Infinità del cosmo Questa infinità del cosmo, che ne sottolineava la perfezione divina, costituisce un luogo entro il quale tutti i corpi sono soggetti alle stesse leggi fisiche in modo omogeneo (non così per la visione aristotelica che differenziava le leggi fisico-cosmologiche in ragione delle diverse sfere). L'infinità dello spazio è un concetto necessario a rendere giustizia della sua perfezione, qualità che rispecchia la stessa perfezione divina, la quale è lo stesso universo, lo stesso mondo, la stessa natura. A chi sosteneva che le stelle fossero fisse e immobili entro delle sfere di materiale concreto, Bruno opponeva il fatto che l'osservazione degli astri dimostra che ve ne sono certi più grandi di altri, e tale varietà di dimensioni contrasta con l'idea che vuole le stelle degli oggetti di egual misura posti a egual distanza dalla Terra in ragione di una loro fissità impressa nelle sfere.

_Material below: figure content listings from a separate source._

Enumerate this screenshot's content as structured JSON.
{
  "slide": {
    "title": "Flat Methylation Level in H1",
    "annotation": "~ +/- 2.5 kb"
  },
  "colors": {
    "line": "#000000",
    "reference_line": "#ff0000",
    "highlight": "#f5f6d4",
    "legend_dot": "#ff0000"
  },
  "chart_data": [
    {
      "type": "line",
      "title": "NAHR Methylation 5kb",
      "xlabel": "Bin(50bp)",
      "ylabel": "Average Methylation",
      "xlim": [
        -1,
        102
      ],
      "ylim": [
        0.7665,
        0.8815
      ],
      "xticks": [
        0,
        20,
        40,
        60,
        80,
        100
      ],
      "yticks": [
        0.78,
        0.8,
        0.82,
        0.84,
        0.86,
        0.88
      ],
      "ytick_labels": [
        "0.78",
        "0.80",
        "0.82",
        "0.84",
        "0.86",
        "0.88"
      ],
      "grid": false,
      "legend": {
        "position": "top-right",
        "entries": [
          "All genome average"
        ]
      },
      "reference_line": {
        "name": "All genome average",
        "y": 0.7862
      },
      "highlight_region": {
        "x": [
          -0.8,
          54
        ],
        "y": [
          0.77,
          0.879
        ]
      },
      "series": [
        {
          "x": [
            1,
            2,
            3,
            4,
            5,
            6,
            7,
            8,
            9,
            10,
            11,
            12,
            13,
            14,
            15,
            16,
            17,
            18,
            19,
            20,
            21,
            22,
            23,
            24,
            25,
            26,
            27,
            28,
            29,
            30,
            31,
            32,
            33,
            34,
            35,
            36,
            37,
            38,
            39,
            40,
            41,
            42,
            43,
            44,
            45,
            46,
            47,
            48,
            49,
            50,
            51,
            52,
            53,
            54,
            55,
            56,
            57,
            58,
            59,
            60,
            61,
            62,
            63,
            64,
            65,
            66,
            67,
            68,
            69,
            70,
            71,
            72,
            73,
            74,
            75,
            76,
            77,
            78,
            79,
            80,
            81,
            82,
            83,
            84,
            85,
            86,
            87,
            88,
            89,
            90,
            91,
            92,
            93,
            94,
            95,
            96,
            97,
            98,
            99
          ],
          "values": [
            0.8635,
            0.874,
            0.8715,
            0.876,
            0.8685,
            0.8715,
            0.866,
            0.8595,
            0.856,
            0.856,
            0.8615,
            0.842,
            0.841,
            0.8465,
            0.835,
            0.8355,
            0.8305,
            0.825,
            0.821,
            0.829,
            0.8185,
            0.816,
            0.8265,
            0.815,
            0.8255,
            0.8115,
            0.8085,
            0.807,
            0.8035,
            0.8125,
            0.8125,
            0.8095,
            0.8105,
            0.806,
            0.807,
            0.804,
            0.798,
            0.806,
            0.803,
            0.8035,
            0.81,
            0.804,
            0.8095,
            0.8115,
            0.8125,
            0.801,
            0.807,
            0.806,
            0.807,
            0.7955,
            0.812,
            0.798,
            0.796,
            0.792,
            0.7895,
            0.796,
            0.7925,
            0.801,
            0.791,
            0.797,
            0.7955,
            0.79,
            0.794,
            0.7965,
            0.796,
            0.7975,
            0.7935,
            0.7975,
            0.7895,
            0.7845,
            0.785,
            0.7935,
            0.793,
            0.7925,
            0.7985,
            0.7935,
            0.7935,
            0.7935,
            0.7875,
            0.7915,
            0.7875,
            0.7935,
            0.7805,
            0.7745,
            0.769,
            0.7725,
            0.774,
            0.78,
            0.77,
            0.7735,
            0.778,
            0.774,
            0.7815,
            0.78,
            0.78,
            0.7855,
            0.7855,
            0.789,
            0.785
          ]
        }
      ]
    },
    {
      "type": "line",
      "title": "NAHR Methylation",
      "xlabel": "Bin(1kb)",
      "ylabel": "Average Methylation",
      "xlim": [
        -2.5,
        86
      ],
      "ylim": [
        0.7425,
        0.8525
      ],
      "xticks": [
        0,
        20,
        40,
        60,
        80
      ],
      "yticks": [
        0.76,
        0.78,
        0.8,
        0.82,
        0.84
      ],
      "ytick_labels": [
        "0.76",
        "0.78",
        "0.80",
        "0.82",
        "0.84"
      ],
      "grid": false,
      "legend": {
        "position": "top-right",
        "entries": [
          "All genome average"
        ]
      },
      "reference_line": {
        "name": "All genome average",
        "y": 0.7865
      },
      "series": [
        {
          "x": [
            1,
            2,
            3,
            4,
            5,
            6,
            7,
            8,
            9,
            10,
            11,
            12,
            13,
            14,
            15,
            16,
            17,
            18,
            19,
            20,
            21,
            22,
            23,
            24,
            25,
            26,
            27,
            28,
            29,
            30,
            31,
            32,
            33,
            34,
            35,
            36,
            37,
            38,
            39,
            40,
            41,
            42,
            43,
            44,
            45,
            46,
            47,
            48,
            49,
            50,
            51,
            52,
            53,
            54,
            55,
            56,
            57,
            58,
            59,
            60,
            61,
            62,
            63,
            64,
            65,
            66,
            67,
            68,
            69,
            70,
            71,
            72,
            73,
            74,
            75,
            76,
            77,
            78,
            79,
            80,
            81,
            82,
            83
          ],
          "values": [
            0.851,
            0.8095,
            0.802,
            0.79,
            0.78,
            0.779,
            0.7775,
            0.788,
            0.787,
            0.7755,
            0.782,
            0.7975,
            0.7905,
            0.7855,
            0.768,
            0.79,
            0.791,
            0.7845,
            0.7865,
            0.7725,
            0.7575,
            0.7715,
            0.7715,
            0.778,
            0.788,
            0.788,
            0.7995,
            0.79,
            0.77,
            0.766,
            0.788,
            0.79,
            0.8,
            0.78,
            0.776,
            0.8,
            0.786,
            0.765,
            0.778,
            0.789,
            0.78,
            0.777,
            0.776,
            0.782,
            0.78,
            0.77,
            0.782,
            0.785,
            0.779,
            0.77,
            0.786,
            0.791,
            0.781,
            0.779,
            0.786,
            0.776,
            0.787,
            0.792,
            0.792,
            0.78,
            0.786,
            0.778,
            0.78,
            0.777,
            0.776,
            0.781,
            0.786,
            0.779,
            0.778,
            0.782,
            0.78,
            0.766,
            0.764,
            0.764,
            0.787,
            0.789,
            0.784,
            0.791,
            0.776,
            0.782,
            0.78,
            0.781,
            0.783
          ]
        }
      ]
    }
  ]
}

I sensi non percepiscono necessariamente la verità Bruno riteneva che la verità attorno alla struttura della realtà non può essere decisa dalla sola percezione sensibile, i sensi non percepiscono necessariamente la verità quando, ad esempio, si afferma che l'universo è finito perché non se ne scorge l'ampiezza ad occhio nudo.
Conclusioni Bruno, partendo da presupposti neoplatonici legati all'opportunità metafisica dell'infinità dello spazio, arrivò a definire un concetto di Universo molto vicino a quello odierno.